Mi cuñada, su gordinflón marido y sus insoportables críos comieron vorazmente, lo que les impedía hablar mucho, así que me esmeré en tener siempre a su alcance la bandeja más próxima. El vino lo disfrutamos casi solos Macarena y yo pues los demás han entrado en esa inexplicable abstinencia que los lleva a beber gaseosas hasta en la cena de Navidad.

La hermana de Macarena es la que ha puesto el toque diferenciador en estas fiestas, por ejemplo, decidió que irían ellos solos a la playa cosa que me extrañó agradablemente pues se fueron pronto y no se llevaron con ellos a Macarena y Samuel, y aunque sé que unas vacaciones les hubieran sentado bien, me alegré de que no me dejen solo. Y sí, soy un apestoso egoísta que detesta pasarla solo.

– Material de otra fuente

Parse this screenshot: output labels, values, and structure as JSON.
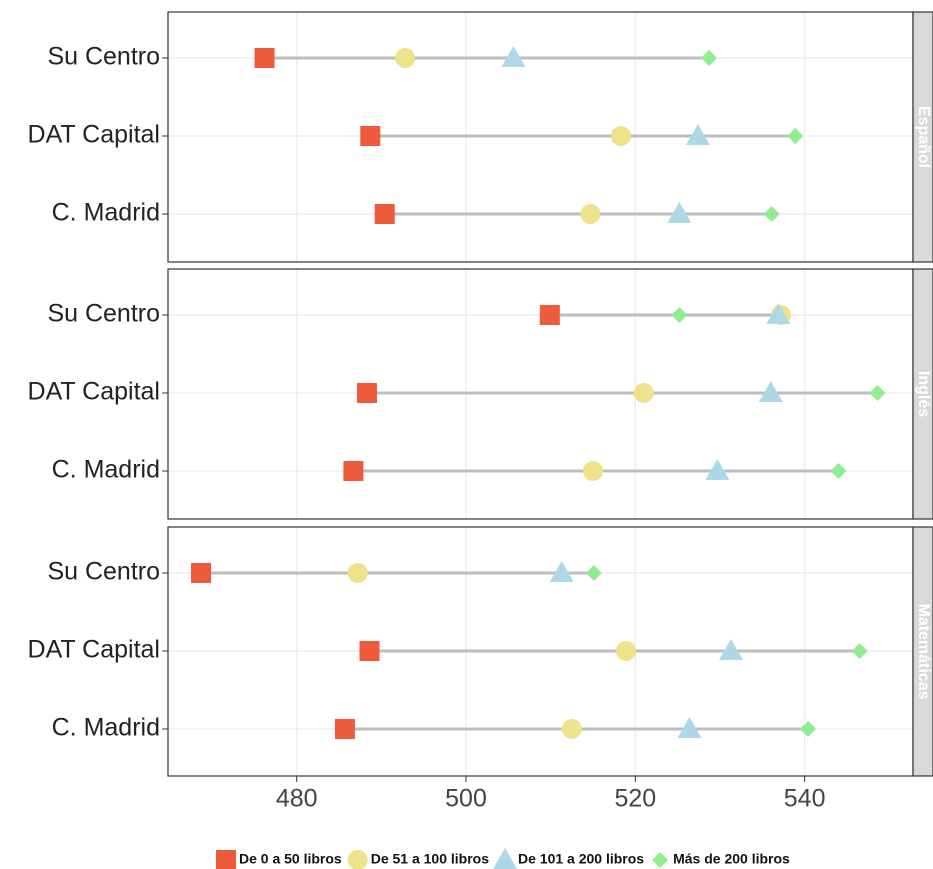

Además, y aquí entro ya en lo profundo del post, mi cuñada, demostrando una generosidad extrema, y una independencia que nos ha sorprendido a todos, ha decidido ayudarnos, sin que nadie lo sepa, en nuestro proyecto, aquel que nos sacará de esta apestosa pobreza.

Y claro, ya no me queda más que hacer público el proyecto. Como algunos ya lo saben, vivo en la vieja casa de mi abuela, en uno de los barrios más tradicionales de Quito, en el sector turístico de la ciudad. La casa es grande para nosotros y existe un pequeño departamento en la parte posterior que está deshabitado porque está parcialmente destruido por los efectos del tiempo y el abandono. Ni siquiera Samuel se atreve a entrar ahí, pues le da miedo la oscuridad y le repele el olor a rancio. Así que, en resumidas cuentas, nos pasaremos a vivir ahí, cuando esté habitable, y destinaremos el resto de la casa, de cuatro cuartos más, al hospedaje de extranjeros.

Voilà mi secreto. Ahora hay que ponerse manos a la obra con el primer dinero facilitado por mi cuñada, el mismo que tendremos que devolver en cómodas cuotas, y a medida que el negocio crezca. No les diré cuales son mis expectativas en cuanto al dinero, pero tengo una pequeña idea con lo que yo, o Macarena, pero no los dos, deberemos abandonar nuestros respectivos trabajos para sostener el nuevo.

Y así, la vida de este apestado puede tomar nuevos rumbos. ¡Feliz año a todos!